Ich bin der festen Überzeugung, dass auf etwas Gutes immer etwas Schlechtes folgt. Das Leben hat mir oft feste Beweise geschickt, die meine These stützten. Neue sind somit nicht erforderlich, aber das scheint das Universum nicht zu verstehen.
Bevor das Essen mit Tom war hatte ich vor ins Krankenhaus zu gehen, wisst ihr noch? Ich ging nicht hin. Mir war der Tag anstregend genug. In der darauf folgenden Woche habe ich es immer wieder mit weiteren Ausreden verschoben. Und jetzt? Jetzt sitze ich mit meinem Vater auf der Couch und gehe mit ihm alte Fotos durch. Erzählen uns Geschichten über sie und finden wieder zueinander. In den Wochen in denen sich meine Mutter quälen musste, haben mein Vater und ich uns distanziert. Er ging arbeiten und versuchte so das Unausweichliche zu verdrängen. Ich war bei Mary oder Tom oder alleine in meinem Zimmer oder auf dem Dach.
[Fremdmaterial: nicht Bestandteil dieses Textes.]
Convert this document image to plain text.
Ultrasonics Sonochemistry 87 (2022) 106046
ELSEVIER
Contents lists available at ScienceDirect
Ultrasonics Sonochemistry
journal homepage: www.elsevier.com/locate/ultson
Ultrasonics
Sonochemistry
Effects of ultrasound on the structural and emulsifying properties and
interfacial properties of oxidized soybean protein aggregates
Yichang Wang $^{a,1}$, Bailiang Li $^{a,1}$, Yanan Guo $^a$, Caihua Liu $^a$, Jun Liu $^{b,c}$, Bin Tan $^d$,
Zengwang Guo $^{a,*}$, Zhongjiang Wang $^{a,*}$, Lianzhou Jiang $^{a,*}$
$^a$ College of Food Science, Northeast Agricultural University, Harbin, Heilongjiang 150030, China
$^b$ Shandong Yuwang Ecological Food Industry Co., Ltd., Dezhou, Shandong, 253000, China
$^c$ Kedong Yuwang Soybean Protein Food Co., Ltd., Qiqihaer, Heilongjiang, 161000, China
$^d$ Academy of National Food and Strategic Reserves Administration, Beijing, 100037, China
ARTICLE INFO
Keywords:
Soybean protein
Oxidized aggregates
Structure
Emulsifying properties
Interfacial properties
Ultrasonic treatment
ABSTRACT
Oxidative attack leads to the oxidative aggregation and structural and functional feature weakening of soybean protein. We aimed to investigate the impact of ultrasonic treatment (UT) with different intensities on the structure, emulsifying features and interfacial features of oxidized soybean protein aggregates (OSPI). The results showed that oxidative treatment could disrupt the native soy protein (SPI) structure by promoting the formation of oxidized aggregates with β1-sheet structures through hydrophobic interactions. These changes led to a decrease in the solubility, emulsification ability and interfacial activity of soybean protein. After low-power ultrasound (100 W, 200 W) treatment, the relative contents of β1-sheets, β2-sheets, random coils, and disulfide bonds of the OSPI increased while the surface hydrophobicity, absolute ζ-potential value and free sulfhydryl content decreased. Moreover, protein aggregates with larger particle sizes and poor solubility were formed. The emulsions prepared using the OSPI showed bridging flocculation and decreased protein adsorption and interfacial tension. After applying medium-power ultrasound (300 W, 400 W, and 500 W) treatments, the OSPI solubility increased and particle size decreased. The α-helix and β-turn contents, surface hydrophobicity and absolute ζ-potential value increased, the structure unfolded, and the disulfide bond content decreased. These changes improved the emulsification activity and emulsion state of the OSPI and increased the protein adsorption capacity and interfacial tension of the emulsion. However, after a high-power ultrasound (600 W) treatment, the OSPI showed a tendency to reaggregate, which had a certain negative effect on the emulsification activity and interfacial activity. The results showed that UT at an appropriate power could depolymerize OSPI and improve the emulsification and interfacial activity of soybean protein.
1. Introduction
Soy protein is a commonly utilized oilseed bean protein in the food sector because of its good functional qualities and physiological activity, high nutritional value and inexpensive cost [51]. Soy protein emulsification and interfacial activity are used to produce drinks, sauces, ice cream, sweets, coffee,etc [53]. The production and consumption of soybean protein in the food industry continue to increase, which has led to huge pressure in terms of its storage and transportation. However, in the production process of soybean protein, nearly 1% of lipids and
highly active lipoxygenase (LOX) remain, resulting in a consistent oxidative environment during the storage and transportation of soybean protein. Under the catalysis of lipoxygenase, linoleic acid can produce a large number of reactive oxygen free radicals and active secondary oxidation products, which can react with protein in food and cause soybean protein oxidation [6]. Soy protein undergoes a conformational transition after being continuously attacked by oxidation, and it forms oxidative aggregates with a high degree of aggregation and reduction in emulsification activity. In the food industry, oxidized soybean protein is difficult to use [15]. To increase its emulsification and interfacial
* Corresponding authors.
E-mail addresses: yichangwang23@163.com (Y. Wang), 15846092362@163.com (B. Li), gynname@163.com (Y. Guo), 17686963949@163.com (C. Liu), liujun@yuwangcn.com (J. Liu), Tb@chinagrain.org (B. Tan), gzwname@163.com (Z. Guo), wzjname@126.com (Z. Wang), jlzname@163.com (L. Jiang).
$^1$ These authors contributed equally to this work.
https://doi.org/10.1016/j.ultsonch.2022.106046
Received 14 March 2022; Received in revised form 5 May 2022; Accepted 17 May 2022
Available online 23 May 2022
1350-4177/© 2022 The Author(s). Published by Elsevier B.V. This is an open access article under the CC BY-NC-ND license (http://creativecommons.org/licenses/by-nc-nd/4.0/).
Die Beerdigung ist morgen.
Ich bin nicht bereit dafür.
Bisher war ich auf keiner Beerdigung.
Als meine Oma starb, die in Rumänien lebte, flogen nur meine Eltern hin. Obwohl ich einen guten Draht zu ihr hatte und oft mit ihr telefonierte. Ich mied Friedhöfe schon immer. Weil ich Enden hasse.
Und der Tod ist das Ende von allem.
Aber für besondere Menschen bricht man auch mal seine Regeln.
Als es klopft, mache ich die Tür auf.
Tom, Mary und Harry stehen da.
Sie lächeln mich an und ich versuche es zu erwidern.
So lange, bis die Tränen gewinnen.
Mary nimmt mich sofort in den Arm und die Jungs ebenfalls.
"Es wird alles besser." flüstert sie mir ins Ohr und streichelt über meinen Rücken.
"Wir sind da." sagt Tom.
Und das sind sie wirklich. Alle drei.
Die Drei lassen von mir ab und ich wische mir die Tränen weg.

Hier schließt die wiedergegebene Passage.